Pleasant music and simple dance made ‘Sri Ramacharitham’ pleasant to watch
The Ramayana, in any form, has its own beauty and the way it appeals to different audiences. The story, the bhakti element, interwoven with evocative music and the evergreen Kandams make it worthy of viewing.
‘Sri Ramacharitham’ presented by Kala Srinivasan, Shanmukha Arts, Mumbai, at the Sister Nivedita Auditorium, Vivekanandar Illam, proved this again. Sincere dancing, well put together musical interpretations and an ambience around the Marina along with the beach breeze, made the experience fairly enjoyable.

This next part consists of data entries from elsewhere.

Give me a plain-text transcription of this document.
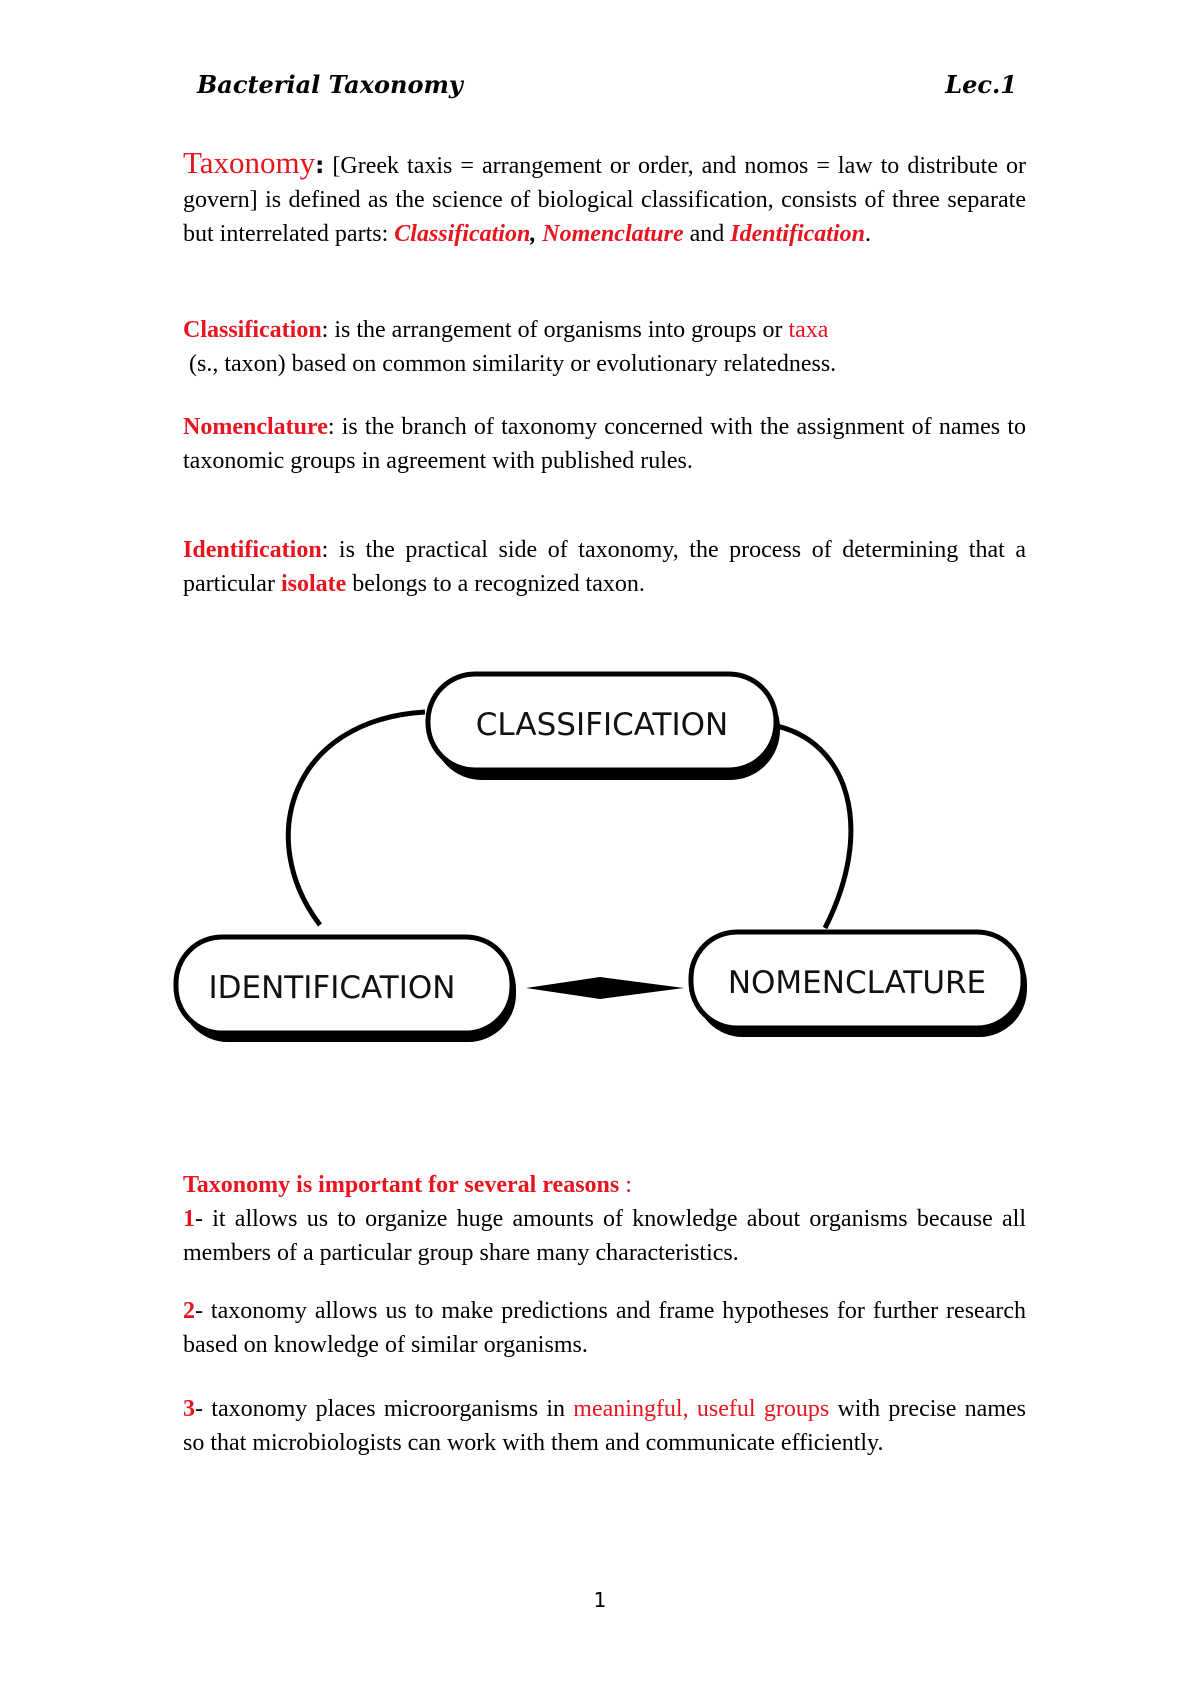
Bacterial Taxonomy	Lec.1
Taxonomy: [Greek taxis = arrangement or order, and nomos = law to distribute or govern] is defined as the science of biological classification, consists of three separate but interrelated parts: Classification, Nomenclature and Identification.
Classification: is the arrangement of organisms into groups or taxa
(s., taxon) based on common similarity or evolutionary relatedness.
Nomenclature: is the branch of taxonomy concerned with the assignment of names to taxonomic groups in agreement with published rules.
Identification: is the practical side of taxonomy, the process of determining that a particular isolate belongs to a recognized taxon.
CLASSIFICATION
IDENTIFICATION	NOMENCLATURE
Taxonomy is important for several reasons :
1- it allows us to organize huge amounts of knowledge about organisms because all members of a particular group share many characteristics.
2- taxonomy allows us to make predictions and frame hypotheses for further research based on knowledge of similar organisms.
3- taxonomy places microorganisms in meaningful, useful groups with precise names so that microbiologists can work with them and communicate efficiently.
1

In 90 minutes, the entire Ramayana was portrayed through a series of brief scenes — aided by visuals of paintings and moving images, music composition by Shankari Krishnan and dancing by the students of Shanmugha Arts. It moved at a rather fast pace with not much frills. The dancing was earnest which is what matters when it comes to conveying the story and the thought behind such endeavours. The dancers — of different age groups — threw themselves into their roles, some playing multiple. Some of the younger ones did an admirable job of their nritta as well as the bhava, playing as they did the monkeys, birds and other animals, acting as a good foil to the key characters of the Ramayana. Some of the visual imagery – like the boat which takes Rama across the river with Guhan, Jatayu and his valiant attempts to save Sita, Hanuman leaping off the mountain and the forest scene with Soorpanakha — brought alive some of the most pivotal moments in the Epic. The music accompaniment gave it added impetus as did some of the illustrations of scenes from the story as the background.
Beginning with the birth of Rama and going on till the Yuddha Kandam, the production was simple, unpretentious and a celebration of the teacher/choreographer’s dedication to the art of Bharatanatyam. All the emotions came through and that is what gave this production its connect with the audience. This was first done for their 10th anniversary celebrations and the team came to Chennai, fittingly at the behest of the Ramakrishna Mission.
In her first attempt at composing for a dance-drama, Shankari Krishnan had succeeded in coming up with music of a pleasant and consistent quality.
Giving her vocal support were Shivaranjani, Aishwarya and Pavitra (all her students). On the violin was Arushi Ramesh, on the flute Sruthi Sagar, on the veena Srividhya, on the mridangam Nellai Balaji, special effects Venkat, on the tabla Vikram. The entire music was recorded at Surang Studio.